Radiation ended just three days before Christmas. Kaylee and Alex were spending Christmas in Lynden……and I told Liberty not to waste her money flying home as I knew it would be difficult for her, and that Dave would not be really enjoying the day as he was hurting so much from the damage that radiation had done to his throat. So, it was just Dave, me and the boys that year. We had a good time, but it was so hard. Just thinking about it brings tears to my eyes.
We had all looked at the end of radiation as the end of the struggle…..oh boy were we wrong. The struggle continued for months, which turned into about a year. Radiation is HARD to recover from. It keeps on working in your system even when the treatment is over. Getting Dave to eat enough food to start putting weight back on was hard…..a daily struggle. When April came, he went up to visit Kaylee for two weeks. He needed it and I needed it. Kaylee showed him what a true food Nazi was……..she put an app on his phone and made him eat the required 2500 calories each day.

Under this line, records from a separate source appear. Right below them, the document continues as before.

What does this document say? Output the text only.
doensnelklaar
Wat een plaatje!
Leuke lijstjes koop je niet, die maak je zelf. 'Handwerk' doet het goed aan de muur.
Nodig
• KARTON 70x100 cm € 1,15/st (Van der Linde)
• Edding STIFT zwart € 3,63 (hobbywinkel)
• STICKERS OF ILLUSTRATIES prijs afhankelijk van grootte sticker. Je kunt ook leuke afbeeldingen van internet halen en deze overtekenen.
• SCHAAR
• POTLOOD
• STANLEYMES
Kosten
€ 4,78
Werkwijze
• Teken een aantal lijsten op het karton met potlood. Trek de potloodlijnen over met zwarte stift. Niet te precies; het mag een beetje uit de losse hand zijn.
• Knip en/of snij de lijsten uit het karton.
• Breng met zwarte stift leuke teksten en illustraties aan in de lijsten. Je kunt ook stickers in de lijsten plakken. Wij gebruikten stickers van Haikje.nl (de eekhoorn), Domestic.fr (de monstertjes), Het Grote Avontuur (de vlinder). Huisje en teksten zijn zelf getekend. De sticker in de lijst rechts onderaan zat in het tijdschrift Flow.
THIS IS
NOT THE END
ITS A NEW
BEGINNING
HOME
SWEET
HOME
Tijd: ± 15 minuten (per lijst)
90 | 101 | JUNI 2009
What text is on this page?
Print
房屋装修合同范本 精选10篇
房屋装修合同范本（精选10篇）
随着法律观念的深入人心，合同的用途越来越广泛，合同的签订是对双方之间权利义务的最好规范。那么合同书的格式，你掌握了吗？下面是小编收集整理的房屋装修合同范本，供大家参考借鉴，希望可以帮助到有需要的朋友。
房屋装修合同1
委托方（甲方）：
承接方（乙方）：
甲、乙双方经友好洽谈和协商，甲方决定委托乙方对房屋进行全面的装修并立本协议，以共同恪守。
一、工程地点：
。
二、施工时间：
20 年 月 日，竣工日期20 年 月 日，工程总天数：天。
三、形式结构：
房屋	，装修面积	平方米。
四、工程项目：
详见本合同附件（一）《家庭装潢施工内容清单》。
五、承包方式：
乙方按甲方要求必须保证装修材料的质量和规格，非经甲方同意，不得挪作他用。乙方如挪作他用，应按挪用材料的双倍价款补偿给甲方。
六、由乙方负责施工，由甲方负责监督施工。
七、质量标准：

Slowly Dave started gaining weight. Slowly he started getting stronger. Slowly, we started living again. Doing the things that we love. As I sit here two years later and look back, it is still hard to put into words what this journey has been like. It has been one of the hardest things I’ve every been through. Yet, here we are two years later. Dave is healthy again, and he is singing which many thought he would never do. God has been with us through all of this, and He continues to walk by our side. As those of you who have been through the cancer battle know, it never goes away. Dave continues to get “scoped” every three months and so far those have come back clear. I won’t lie……each time he has an appointment, we sit in fear that we are going to hear the dreaded words “it’s back”, but so far, so good. At his last appointment with Dr. Anderson, he told us that if we can make it to the two year mark (from the end of treatment) with everything remaining clear, that Dave’s chances of being “cured” (which they won’t say until five years) go up substantially. As we get closer to that two year mark, we are both starting to breathe just a little easier……..hoping and praying that we continue to hear those beautiful words “all clear”.
Two years later, we are still standing, still hoping, still loving and still looking to the future.